Comparative Example 3
The procedure was the same as in Example 1 except that a polyimide adhesive was used instead of the room temperature curable silicone rubber adhesive (“KE422” manufactured by Shin-Etsu Chemical Co., Ltd.). In the ceramic roller, the cylindrical body layer and the shaft core were heated to a temperature exceeding the curing temperature of 300 ° C. after applying the adhesive, thereby fixing the cylindrical body layer and the shaft core. As a result, in the first comparative example, a crack occurred in the cylindrical body layer in the temperature rising process for curing the adhesive, which was the stage before the roller heating test. The polyimide adhesive is called a polyimide varnish, has a viscosity of 30 to 70 Pa · s at the time of application, and has a durometer D of 85, which is harder than the durometer A. Met.

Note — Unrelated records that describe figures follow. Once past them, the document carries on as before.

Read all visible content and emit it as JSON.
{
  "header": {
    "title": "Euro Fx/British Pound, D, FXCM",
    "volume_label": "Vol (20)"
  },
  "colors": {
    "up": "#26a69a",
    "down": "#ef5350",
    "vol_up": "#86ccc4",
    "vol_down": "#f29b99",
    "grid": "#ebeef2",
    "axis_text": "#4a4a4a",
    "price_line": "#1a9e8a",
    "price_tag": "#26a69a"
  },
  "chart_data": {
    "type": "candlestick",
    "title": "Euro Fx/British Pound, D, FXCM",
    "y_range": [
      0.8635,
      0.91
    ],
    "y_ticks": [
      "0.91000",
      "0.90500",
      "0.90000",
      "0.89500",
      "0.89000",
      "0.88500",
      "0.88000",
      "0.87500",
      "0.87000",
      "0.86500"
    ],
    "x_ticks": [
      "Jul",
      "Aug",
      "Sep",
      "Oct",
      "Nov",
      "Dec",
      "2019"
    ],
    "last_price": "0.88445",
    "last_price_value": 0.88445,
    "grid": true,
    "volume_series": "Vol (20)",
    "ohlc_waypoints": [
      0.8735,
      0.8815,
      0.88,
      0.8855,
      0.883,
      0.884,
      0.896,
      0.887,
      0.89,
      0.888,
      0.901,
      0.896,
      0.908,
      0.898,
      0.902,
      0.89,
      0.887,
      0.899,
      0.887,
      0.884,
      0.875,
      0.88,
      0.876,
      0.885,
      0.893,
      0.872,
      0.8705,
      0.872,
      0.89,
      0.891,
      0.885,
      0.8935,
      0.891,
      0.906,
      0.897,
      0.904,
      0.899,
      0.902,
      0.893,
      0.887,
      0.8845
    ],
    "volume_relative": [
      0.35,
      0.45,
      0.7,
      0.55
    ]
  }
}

  As is clear from Table 1, in all of Examples 1 to 5, no crack occurred in the cylindrical body layer at 150 ° C. in the roller heating test. On the other hand, in the comparative example using the conventional epoxy resin adhesive, ceramic adhesive, or polyimide resin adhesive, cracking occurs in the heating stage at the time of roller production (Comparative Examples 1 and 3), or a roller heating test. At 100 ° C., cracking occurred in the cylindrical body layer. Moreover, when the ceramics which have an inorganic binder and a heat resistant inorganic material as a main component are made into a cylindrical body layer, it turns out that the tolerance with respect to a crack is so high that silicone rubber with low rubber hardness is used. In addition, when using ceramics mainly composed of calcium silicate having a small bulk density and relatively low strength as the cylindrical body layer, if a thermosetting silicone rubber is used as an adhesive, high resistance to cracking is exhibited. I understand that.

Claims (8)

  A metal shaft core, a ceramic cylindrical layer formed on the outer periphery of the shaft core, and an elastic adhesive layer formed between the shaft core and the cylindrical layer. Features ceramic roller.   The ceramic roller according to claim 1, wherein the adhesive layer is made of silicone rubber.   The ceramic roller according to claim 1 or 2, wherein the adhesive layer has a durometer A of 10 to 90 in hardness. The cylindrical body layer has a bulk density of 0.05 to 1.5 g / cm ³ and a thermal conductivity of 0.01 to 0.5 W / (m · K). The ceramic roller as described in one. 5. The cylindrical body layer according to claim 1, wherein the cylindrical body layer is a ceramic having a bulk density of 0.05 to 0.5 g / cm ³ and containing calcium silicate as a main component. Ceramic roller.   The ceramic roller according to claim 5, wherein the adhesive layer is a thermosetting silicone rubber. The cylindrical body layer has a bulk density of more than 0.5 g / cm ³ and 1.5 g / cm ³ or less, and is a ceramic mainly composed of an inorganic binder and a heat-resistant inorganic material. The ceramic roller of any one of 1-4.   The ceramic roller according to claim 1, wherein the ceramic roller is used in a heat fixing device of an electrophotographic apparatus.